The European Space Agency's (ESA) comet-chasing probe Rosetta has delivered its clearest image of Comet 67P, which shows the satellite's shadow as an added bonus.

According to BBC News, Rosetta snapped the recently released photo on Feb. 14 when it flew by at a distance of about six kilometers. The area of the comet is the bottom and is a patch somewhere in between "Imhotep" and "Ash."

Rosetta is also apparently in between the sun and Comet 67P, close enough for the former to cast the probe's shadow.

"I like it because you get this nice juxtaposition of Rosetta against the alien landscape," Matt Taylor, the mission's project scientist, told BBC News. "We have some lessons learned which we will have to apply to future flybys."

The ESA is still waiting for 67P to get close enough to the sun so the Philae lander can catch some rays and charge its battery enough to turn on and resume its activity.
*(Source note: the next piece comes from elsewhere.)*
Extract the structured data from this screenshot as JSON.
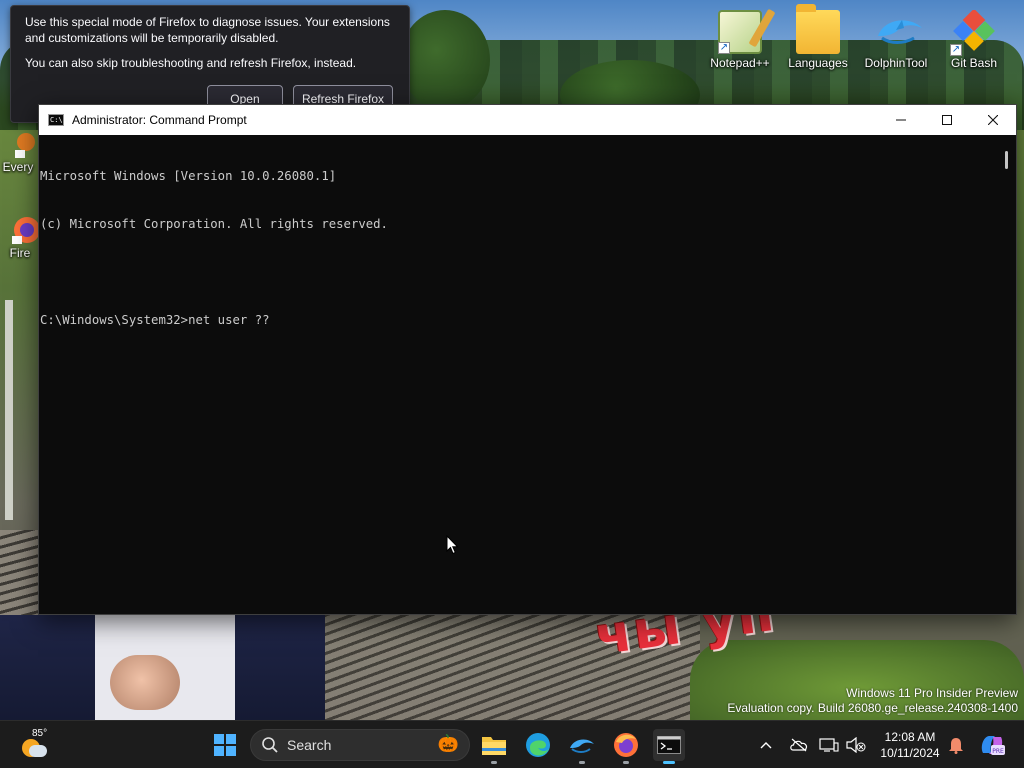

When Rosetta launched the Philae lander, it bounced on the surface and wound up in a region on the comet blocked from the sun.

Philae beamed back as much information as possible before it shut down.

"Images taken from this viewpoint are of high scientific value," OSIRIS Principal Investigator Holger Sierks, of the Max Planck Institute for Solar System Research (MPS) in Germany, said in a press release. "This kind of view is key for the study of grain sizes."